Teaching a lesson using diigo – part 2


The second lesson using diigo gave me an opportunity to consolidate what had worked well the first time I’d used it with a class and also to try and provide more of a framework to make sure students used the features on diigo to give them a challenging learning experience.

Students were to look at three different websites, each containing a different poem by W.H. Auden. On each site they would be required to highlight and explain a different piece of information from the poem. They would then be required to synthesise the three seperate explanations they had given about the poems into a conclusion on the overall message contained in Auden’s poetry, which they would post on the forum on our diigo group’s homepage.

Students had one lesson’s prior experience of using diigo and got on with the initial part of the lesson quickly. I had to remind them to select the ‘share with mr.w’s lit group’ option when writing their post it-notes, otherwise they would have stayed private on the students’ diigo accounts, but this was the only time I had to verbally remind students of something to do with the ‘using diigo’ area.

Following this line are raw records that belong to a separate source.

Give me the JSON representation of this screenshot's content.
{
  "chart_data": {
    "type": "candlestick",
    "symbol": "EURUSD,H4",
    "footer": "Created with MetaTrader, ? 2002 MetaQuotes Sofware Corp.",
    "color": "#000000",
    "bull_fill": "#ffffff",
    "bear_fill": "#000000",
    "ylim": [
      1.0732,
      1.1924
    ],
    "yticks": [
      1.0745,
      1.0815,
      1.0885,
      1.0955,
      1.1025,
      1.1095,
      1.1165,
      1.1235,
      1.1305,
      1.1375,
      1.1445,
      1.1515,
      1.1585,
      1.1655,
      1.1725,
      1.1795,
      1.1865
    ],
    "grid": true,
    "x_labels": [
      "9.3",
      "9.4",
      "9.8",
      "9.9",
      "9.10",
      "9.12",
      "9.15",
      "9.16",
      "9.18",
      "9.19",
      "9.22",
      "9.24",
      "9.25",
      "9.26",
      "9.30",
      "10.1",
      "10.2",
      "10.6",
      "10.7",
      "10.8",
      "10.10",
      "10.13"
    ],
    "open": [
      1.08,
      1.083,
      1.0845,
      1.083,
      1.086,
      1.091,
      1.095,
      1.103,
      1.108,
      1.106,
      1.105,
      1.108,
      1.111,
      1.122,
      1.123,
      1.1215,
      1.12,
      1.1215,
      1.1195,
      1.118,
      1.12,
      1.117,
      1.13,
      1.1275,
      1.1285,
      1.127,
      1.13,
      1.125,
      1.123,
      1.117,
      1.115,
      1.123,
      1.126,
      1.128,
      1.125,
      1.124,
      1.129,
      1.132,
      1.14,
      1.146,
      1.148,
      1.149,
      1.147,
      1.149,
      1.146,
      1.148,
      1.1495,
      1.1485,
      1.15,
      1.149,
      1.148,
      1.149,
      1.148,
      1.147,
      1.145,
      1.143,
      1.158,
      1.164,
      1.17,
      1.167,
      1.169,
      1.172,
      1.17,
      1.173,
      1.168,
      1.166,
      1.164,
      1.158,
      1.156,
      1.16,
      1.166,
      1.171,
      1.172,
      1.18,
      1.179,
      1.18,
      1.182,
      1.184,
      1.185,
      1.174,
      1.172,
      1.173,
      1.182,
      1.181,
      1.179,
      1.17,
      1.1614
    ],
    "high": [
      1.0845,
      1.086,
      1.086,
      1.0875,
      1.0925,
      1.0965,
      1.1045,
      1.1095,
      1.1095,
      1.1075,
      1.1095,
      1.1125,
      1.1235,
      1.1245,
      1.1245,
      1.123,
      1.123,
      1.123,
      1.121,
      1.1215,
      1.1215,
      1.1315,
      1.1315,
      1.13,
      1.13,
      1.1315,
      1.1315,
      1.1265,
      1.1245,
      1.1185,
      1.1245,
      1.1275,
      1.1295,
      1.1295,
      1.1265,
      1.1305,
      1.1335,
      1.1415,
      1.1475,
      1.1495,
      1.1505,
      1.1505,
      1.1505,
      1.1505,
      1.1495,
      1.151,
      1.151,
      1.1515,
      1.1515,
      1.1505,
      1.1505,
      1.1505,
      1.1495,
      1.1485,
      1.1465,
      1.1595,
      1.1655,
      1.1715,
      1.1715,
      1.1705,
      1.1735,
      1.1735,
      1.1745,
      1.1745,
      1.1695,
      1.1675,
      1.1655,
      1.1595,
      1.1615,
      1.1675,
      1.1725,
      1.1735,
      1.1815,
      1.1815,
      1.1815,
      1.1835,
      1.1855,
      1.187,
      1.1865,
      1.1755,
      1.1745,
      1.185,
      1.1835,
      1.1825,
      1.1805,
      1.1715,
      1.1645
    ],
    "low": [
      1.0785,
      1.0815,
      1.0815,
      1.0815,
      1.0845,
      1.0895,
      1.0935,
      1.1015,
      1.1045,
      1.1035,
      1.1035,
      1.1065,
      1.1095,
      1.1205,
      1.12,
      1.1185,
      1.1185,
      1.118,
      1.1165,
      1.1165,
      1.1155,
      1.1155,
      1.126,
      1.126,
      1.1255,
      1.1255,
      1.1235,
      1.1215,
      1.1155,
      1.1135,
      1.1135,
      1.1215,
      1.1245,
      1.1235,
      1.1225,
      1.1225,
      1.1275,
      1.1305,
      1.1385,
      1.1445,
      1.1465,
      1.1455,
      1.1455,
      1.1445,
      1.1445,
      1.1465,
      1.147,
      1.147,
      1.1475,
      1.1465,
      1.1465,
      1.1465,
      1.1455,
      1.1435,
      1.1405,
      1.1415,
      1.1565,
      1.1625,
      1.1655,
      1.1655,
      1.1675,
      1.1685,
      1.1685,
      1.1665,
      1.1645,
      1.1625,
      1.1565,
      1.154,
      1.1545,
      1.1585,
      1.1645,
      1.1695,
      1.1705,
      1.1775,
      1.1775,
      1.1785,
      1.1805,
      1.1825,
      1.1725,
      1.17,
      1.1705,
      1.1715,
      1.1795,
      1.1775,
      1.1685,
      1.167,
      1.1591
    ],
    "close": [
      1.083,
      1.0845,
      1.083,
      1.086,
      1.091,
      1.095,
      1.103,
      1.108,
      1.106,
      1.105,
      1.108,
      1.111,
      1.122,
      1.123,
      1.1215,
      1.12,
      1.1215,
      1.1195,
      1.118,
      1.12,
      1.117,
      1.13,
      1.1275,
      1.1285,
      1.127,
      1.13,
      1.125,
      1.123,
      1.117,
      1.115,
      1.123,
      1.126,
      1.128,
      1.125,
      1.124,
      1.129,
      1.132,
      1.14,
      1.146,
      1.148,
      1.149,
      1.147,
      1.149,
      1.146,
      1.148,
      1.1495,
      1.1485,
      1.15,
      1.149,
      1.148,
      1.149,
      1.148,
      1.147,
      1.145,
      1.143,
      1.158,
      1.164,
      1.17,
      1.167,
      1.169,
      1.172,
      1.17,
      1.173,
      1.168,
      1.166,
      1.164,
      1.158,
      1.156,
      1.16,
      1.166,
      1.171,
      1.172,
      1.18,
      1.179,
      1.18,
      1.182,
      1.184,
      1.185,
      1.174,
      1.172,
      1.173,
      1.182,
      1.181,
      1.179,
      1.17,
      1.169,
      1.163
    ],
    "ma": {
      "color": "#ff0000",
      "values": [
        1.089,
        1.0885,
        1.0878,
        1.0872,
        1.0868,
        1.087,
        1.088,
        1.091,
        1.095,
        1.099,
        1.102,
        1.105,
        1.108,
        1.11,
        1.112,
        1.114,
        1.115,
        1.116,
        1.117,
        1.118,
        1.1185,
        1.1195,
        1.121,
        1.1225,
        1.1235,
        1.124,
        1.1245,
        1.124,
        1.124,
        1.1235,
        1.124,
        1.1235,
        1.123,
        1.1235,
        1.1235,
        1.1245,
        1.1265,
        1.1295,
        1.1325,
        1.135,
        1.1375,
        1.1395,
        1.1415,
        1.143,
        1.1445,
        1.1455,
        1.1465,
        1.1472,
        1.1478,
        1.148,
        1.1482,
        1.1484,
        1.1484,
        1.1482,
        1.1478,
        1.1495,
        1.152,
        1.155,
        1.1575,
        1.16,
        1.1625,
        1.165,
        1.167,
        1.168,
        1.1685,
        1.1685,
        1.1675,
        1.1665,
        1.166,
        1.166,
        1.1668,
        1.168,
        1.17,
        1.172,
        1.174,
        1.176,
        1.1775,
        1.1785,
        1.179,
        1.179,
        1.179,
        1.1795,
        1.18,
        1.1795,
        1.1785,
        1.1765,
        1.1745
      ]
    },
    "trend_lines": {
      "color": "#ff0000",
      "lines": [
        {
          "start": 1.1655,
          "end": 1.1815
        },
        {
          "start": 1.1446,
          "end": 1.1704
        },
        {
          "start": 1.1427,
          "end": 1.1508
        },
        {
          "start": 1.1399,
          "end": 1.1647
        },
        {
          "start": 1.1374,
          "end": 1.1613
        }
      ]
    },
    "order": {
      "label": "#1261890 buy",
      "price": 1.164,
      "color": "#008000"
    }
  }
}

The quality of annotations

One thing that’s been fantastically exciting about watching my students interact with diigo is the ease at which they engage with writing about the poems I have asked them to look at. The class I teach is not particularly unusual and its certainly not particularly unusual (as other English teachers may well sympathise with), to ask people to have a discussion about a poem they’ve just read, only to be greeted by hesitant silence, until the teacher encourages and starts teasing things out. Why? I guess poetry can be an intensely personal thing, and I think sometimes our kids find it hard to open up about it.

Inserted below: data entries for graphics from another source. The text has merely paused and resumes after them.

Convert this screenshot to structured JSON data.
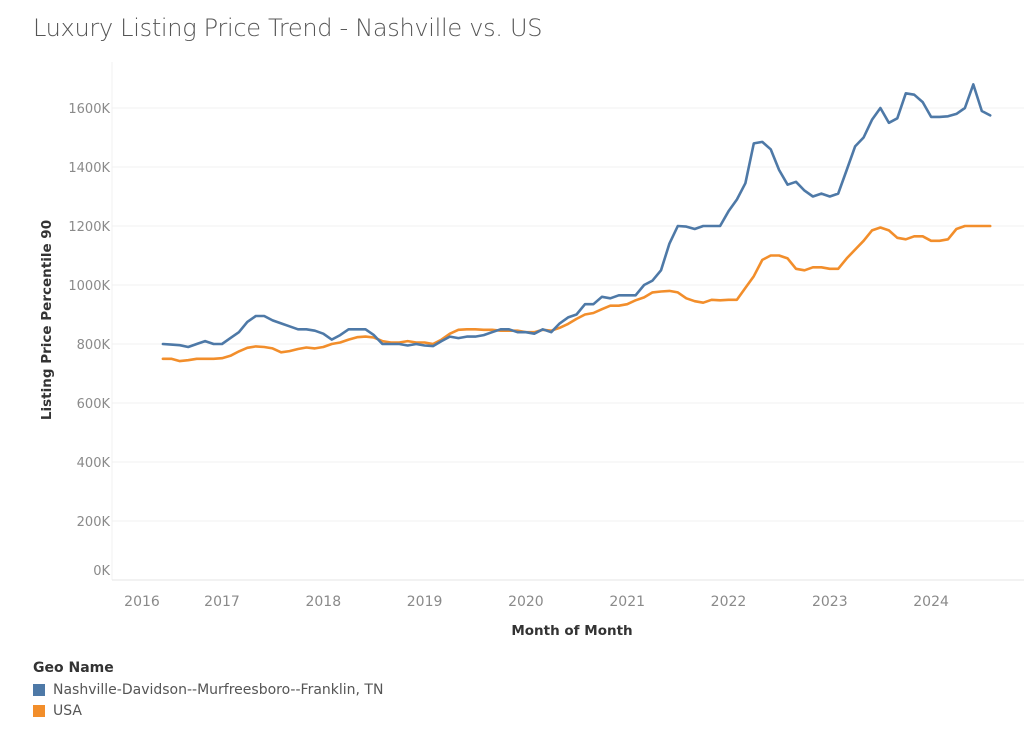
{
  "title": "Luxury Listing Price Trend - Nashville vs. US",
  "legend": {
    "title": "Geo Name",
    "items": [
      {
        "label": "Nashville-Davidson--Murfreesboro--Franklin, TN",
        "color": "#4e79a7"
      },
      {
        "label": "USA",
        "color": "#f28e2b"
      }
    ]
  },
  "chart_data": {
    "type": "line",
    "title": "Luxury Listing Price Trend - Nashville vs. US",
    "xlabel": "Month of Month",
    "ylabel": "Listing Price Percentile 90",
    "x_start": "2016-06",
    "x_step": "month",
    "x_ticks": [
      "2016",
      "2017",
      "2018",
      "2019",
      "2020",
      "2021",
      "2022",
      "2023",
      "2024"
    ],
    "y_ticks": [
      "0K",
      "200K",
      "400K",
      "600K",
      "800K",
      "1000K",
      "1200K",
      "1400K",
      "1600K"
    ],
    "ylim": [
      0,
      1700
    ],
    "y_unit": "K",
    "grid": true,
    "legend_position": "bottom-left",
    "series": [
      {
        "name": "Nashville-Davidson--Murfreesboro--Franklin, TN",
        "color": "#4e79a7",
        "values": [
          800,
          798,
          796,
          790,
          800,
          810,
          800,
          800,
          820,
          840,
          875,
          895,
          895,
          880,
          870,
          860,
          850,
          850,
          845,
          835,
          815,
          830,
          850,
          850,
          850,
          830,
          800,
          800,
          800,
          795,
          800,
          795,
          793,
          810,
          825,
          820,
          825,
          825,
          830,
          840,
          850,
          850,
          840,
          840,
          835,
          850,
          840,
          870,
          890,
          900,
          935,
          935,
          960,
          955,
          965,
          965,
          965,
          1000,
          1015,
          1050,
          1140,
          1200,
          1198,
          1190,
          1200,
          1200,
          1200,
          1250,
          1290,
          1345,
          1480,
          1485,
          1460,
          1390,
          1340,
          1350,
          1320,
          1300,
          1310,
          1300,
          1310,
          1390,
          1470,
          1500,
          1560,
          1600,
          1550,
          1565,
          1650,
          1645,
          1620,
          1570,
          1570,
          1572,
          1580,
          1600,
          1680,
          1590,
          1575
        ]
      },
      {
        "name": "USA",
        "color": "#f28e2b",
        "values": [
          750,
          750,
          742,
          745,
          750,
          750,
          750,
          752,
          760,
          775,
          787,
          792,
          790,
          785,
          772,
          776,
          783,
          788,
          785,
          790,
          800,
          805,
          815,
          823,
          825,
          822,
          810,
          805,
          805,
          810,
          805,
          805,
          800,
          815,
          835,
          848,
          850,
          850,
          848,
          848,
          845,
          845,
          845,
          840,
          840,
          848,
          845,
          855,
          868,
          885,
          900,
          905,
          918,
          930,
          930,
          935,
          948,
          958,
          975,
          978,
          980,
          975,
          955,
          945,
          940,
          950,
          948,
          950,
          950,
          990,
          1030,
          1085,
          1100,
          1100,
          1090,
          1055,
          1050,
          1060,
          1060,
          1055,
          1055,
          1090,
          1120,
          1150,
          1185,
          1195,
          1185,
          1160,
          1155,
          1165,
          1165,
          1150,
          1150,
          1155,
          1190,
          1200,
          1200,
          1200,
          1200
        ]
      }
    ]
  }
}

Here are just a few examples of some of the feedback they left:


There is a good combination of analysis here, some from a personal response, others more based on reasoning

Even if I didn’t want to explore other aspects of diigo than just poetry, I’d be very happy with this, because I’m always looking for students to feel more comfortable in sharing their opinions and it seems clear to me that in these responses they have. 

Posting in the forum

The post I created on the forum which gave instructions for how students should complete the final part of the lesson.

The post I created on the forum which gave instructions for how students should complete the final part of the lesson.

 Students then assembled their various annotations and were required to look at them together. They would find me forum post that (hopefully) gave them clear instructions on what they needed to do to synthesise the informations together into a conclusion about Auden’s poetry. Having the forum linked to the main site worked well because students have a ‘base’ that they can keep coming back to (and easily get hold of the annotations they’ve got, without having to go back onto the website). If there’s anything I’d like to see in the future, its an extension of the group home pages, maybe even a wiki-type level of editing possible to the homepage itself – maybe the creation of different students pages, based on the research they’ve done?

Time was the only slight problem here – students did work at different rates, one finishing ten minutes early (but I was able to immediately review his post and suggest other areas of discussion) and a few only just finishing. I’d attribute some of this to getting used to the technology, but I will also monitor this more closely in future lessons and see if there is any kind of pattern to it.

 Key points to take forward:

  1. Would be nice to begin to use the posts that have been generated to encourage discussion  between students – currently they are sharing bookmarks, but not necessarily the feedback and thoughts they are giving on them.
  2. Will need to examine more closely how students are finding the timings I am giving on tasks.
  3. Annotations are encouraging the students to speak their mind more about the poetry – a fantastic plus.

3 thoughts on “Teaching a lesson using diigo – part 2

  1. diigo is one tool that I am registered for, am a member of quite a few groups, but I have not used personally. So I will keep this post tagged as it is time that I do use it. I find delicious so quick and easy but can see that diigo offers different elements. My delicious tags go into diigo.
    I like the way you have used it with students.